FRANKFURT: The head of the European Central Bank Mario Draghi congratulated Greece on its progress but urged Athens to quickly implement pledged reforms in an interview to be published Sunday.
“Many things have taken a turn for the better in a very short period of time,” Draghi said in an interview with Greek daily Katherimini.
“And we have to give credit to the Greek prime minister, to the Greek government and really to the Greek people for that.”
A first tranche of bailout funds — around 10 billion euros ($11.4 billion) — has been made available, and a second tranche of up to 15 billion euros is expected after a review of Greece’s economic reforms and its shaky financial sector no later than November 15.

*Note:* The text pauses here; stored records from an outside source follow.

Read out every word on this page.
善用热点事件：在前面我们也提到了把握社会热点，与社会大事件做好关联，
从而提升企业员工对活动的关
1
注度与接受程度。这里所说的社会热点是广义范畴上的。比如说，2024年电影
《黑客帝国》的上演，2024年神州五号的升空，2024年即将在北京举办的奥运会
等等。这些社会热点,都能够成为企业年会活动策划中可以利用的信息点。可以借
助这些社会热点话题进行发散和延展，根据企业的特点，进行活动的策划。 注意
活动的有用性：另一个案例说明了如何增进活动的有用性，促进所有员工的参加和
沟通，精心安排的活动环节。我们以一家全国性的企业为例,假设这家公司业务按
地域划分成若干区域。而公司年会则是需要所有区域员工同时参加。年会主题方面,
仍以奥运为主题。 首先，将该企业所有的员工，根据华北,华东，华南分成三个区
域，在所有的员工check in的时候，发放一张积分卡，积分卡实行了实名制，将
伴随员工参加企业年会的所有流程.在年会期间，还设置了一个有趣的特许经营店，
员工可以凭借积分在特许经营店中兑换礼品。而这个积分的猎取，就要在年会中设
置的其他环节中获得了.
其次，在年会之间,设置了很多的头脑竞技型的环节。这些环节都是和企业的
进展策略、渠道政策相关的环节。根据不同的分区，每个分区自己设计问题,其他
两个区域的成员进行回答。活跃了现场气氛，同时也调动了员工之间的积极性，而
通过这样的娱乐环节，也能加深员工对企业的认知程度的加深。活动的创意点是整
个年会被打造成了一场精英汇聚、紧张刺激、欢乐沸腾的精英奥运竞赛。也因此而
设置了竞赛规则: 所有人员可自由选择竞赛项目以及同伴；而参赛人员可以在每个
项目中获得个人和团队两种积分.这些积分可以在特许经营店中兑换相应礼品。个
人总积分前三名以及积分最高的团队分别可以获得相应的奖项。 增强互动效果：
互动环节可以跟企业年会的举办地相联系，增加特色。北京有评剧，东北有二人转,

“I believe it is in the interest of everyone that the focus should now be on quickly implementing the measures that were jointly agreed, in line with the set timeline,” Draghi said.
Meeting in Luxembourg Monday for the first time since Prime Minister Alexis Tsipras was reelected in snap elections on September 20, eurozone finance chiefs agreed on a list of reforms to be swiftly implemented by Athens in order to unlock the slice of its huge 86-billion-euro ($96-billion) EU bailout.
Greece’s three-year rescue package came after six months of acrimonious negotiations with its eurozone partners that pushed Athens to the cusp of a chaotic fallout from the single currency.
The bailout includes provisions deeply opposed by Greeks such as reforming state pensions, tax increases on farmers and privatisations of cherished state companies.